At one point people groaned and then laughed—Minions & Monsters is about WHAT?
The studio rolled footage and I’ll admit: I tuned out until I didn’t. The new Minions & Monsters abandons the usual slapstick tour and lands in 1920s Hollywood, where the little yellow creatures become silent-era stars under a studio head voiced by Jeff Bridges and a director played by Christoph Waltz.
Then sound arrives and their on-screen lives collapse. The twist is smart: the Minions make a movie called Minions & Monsters to speak for themselves. That meta move—an animated troupe making an inside film—gives the franchise a rare shot at charm and commentary. You can track pre-release chatter on IMDb and Deadline if you want early metrics on fan reaction; the film hits theaters July 1.

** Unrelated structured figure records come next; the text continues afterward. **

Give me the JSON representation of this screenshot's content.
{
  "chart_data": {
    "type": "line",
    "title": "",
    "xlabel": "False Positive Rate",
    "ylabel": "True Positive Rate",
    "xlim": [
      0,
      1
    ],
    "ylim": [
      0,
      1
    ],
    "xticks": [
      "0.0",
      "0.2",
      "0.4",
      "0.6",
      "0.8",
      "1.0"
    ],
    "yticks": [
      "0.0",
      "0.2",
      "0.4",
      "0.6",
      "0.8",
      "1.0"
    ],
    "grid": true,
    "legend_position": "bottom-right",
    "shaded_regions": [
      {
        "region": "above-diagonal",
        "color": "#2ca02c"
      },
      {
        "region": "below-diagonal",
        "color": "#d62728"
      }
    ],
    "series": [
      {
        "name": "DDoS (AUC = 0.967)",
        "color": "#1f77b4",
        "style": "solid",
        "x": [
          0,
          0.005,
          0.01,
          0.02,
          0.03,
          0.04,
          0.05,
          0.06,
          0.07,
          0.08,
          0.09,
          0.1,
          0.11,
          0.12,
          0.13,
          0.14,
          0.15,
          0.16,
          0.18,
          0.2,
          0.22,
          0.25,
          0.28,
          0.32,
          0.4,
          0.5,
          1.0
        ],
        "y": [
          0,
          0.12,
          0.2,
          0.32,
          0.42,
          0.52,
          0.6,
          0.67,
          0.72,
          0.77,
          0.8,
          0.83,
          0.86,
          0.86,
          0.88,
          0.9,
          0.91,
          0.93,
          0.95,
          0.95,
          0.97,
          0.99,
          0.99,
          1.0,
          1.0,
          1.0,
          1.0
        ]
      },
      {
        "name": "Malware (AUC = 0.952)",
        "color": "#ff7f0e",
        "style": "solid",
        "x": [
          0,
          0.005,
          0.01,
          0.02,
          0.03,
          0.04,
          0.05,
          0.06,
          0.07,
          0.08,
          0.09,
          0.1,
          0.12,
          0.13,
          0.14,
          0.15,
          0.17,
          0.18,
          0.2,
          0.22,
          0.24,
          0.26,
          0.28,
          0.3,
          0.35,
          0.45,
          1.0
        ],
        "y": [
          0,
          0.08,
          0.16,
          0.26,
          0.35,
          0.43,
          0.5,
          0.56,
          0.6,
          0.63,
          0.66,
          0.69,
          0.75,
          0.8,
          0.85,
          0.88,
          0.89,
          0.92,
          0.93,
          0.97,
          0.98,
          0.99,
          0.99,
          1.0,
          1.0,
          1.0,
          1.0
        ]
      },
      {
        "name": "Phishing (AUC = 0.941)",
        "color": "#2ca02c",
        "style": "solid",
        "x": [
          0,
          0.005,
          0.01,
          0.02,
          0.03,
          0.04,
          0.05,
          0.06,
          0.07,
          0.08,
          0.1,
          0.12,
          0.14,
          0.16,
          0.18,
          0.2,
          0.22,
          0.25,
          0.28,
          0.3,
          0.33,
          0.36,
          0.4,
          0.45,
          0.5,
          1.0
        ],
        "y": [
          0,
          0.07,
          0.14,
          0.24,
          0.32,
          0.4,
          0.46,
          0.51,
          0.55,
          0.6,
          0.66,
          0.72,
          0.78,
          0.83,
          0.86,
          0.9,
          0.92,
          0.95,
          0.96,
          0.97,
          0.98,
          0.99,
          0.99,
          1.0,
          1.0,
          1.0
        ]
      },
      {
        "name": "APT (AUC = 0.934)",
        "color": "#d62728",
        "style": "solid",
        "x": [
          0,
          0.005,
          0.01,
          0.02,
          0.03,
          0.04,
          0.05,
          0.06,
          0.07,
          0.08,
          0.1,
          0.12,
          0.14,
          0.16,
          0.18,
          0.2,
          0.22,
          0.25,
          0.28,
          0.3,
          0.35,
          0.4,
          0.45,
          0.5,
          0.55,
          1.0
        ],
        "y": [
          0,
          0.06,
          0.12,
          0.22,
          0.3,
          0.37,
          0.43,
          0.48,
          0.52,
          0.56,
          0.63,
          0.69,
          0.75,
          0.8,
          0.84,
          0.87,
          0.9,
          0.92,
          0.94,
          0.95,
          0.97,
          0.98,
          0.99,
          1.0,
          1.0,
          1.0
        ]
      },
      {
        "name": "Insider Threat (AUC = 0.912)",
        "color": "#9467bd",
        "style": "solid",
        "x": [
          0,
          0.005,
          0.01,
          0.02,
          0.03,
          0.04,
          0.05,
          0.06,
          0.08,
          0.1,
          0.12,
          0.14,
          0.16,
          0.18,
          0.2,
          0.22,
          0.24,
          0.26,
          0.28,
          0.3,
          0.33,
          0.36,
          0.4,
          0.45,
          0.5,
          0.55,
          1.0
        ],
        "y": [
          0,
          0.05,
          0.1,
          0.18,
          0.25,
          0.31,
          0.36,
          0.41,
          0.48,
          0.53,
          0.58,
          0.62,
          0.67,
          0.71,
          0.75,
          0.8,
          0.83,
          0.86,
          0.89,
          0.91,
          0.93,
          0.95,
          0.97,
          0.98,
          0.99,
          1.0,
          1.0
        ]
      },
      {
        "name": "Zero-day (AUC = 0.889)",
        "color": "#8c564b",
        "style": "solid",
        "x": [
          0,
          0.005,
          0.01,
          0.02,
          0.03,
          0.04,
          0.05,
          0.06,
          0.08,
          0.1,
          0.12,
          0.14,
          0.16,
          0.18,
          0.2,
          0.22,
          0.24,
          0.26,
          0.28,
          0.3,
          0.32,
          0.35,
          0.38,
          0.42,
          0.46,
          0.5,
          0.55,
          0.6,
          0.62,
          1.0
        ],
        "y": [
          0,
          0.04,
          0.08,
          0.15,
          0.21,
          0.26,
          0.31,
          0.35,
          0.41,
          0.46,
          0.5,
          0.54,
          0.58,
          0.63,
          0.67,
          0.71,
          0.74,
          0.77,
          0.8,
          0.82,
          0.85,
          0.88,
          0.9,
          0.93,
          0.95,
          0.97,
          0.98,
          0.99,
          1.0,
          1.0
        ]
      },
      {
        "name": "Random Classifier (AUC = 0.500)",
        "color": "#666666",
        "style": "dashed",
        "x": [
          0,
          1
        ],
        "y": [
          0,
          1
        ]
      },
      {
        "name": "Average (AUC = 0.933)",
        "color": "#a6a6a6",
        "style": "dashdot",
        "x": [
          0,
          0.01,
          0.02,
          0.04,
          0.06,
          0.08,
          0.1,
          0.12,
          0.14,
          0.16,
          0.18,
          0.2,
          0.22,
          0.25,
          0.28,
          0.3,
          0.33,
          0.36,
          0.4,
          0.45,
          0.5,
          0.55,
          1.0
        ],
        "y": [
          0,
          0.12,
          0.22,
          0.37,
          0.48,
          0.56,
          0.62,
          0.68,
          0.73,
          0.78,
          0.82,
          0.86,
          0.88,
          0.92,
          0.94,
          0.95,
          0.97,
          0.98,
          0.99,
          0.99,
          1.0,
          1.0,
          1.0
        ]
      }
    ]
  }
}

When does Minions & Monsters come out?
Release date: July 1. If you’re mapping summer titles, add this one to the family-comedy cluster that often determines July box office windows.
I watched the teaser and felt the air get colder—Robert Eggers’ Werwulf is going to be sick
At the Focus Features segment, a short teaser landed like a physical thing against the screen: snow, a trap, and Willem Dafoe whispering about a beast. Robert Eggers does texture better than almost anyone—he makes atmosphere feel like a character.
Aaron Taylor-Johnson appears on the verge of a pure, visceral transformation. The werewolf moment felt like a storm swallowing a streetlamp—raw and oddly intimate. Eggers’ work rewards patience; his films are the sort of thing cinephiles track on Rotten Tomatoes and film festival calendars. Expect this one around Christmas.
What is Werwulf about?
Short answer: a Gothic take on lycanthropy that mixes survival instincts and period dread. Long answer: Eggers uses folklore and close-up brutality to make a creature sequence that reads like a collision between folk horror and classical tragedy.
Two parents fought in a screened scene—the eerie thesis of Other Mommy
A scene with Jessica Chastain playing both mother and monster landed the kind of chill you don’t get from jump scares alone. The premise is never coy: a family must decide whether the woman they love is the woman they raised.
Blumhouse framed the footage to play on trust—Chastain’s performance flips maternal warmth into menace. That single casting choice immediately raises stakes for anyone who cares about performance-driven horror; it arrives October 9 and will be flagged early on industry trackers like Variety.
I overheard someone call it ridiculous and then clap—Violent Night 2 is set in a mall
The surprise here was how sequel logic found new teeth: Santa (David Harbour) is targeted by a new villain (Jared Harris) and ends up fighting through a shopping mall. The set-up reads like a genre riff and the footage leaned into chaotic, toy-aisle mayhem.
There’s a grotesque bit where Harbour uses a gingerbread-cutter against an attacker’s forehead and Kristen Bell appears as a sword-wielding Mrs. Claus—so the film trades on spectacle and silliness in equal measure. Mark the calendar for December 4 if you enjoy subversive holiday action.
I overheard a Nolan fan whisper “IMAX” and then hush—Lending a hand to The Odyssey
Christopher Nolan shared more of The Odyssey with Matt Damon’s Odysseus and Charlize Theron’s Calypso, and fans were already buzzing about the scale. The new montage ended with a massive hand sweeping across the frame—my bet is Polyphemus, bigger and meaner than a single stunt can contain.
Nolan’s staging is designed for IMAX viewing; if you care about spectacle, this is the title studios will push for premium screens. The film opens July 17 and will be one of those release-weekend barometers for summer exhibition health.
Want more io9 news? Check out when to expect the latest Marvel, Star Wars, and Star Trek releases, what’s next for the DC Universe on film and TV, and everything you need to know about the future of Doctor Who.
Universal’s panel was a tidy reminder: franchises can surprise, auteurs still command attention, and even a silly cartoon can offer a clever angle. Which of these moments are you betting will stick with audiences—and which will fizzle into pre-release noise?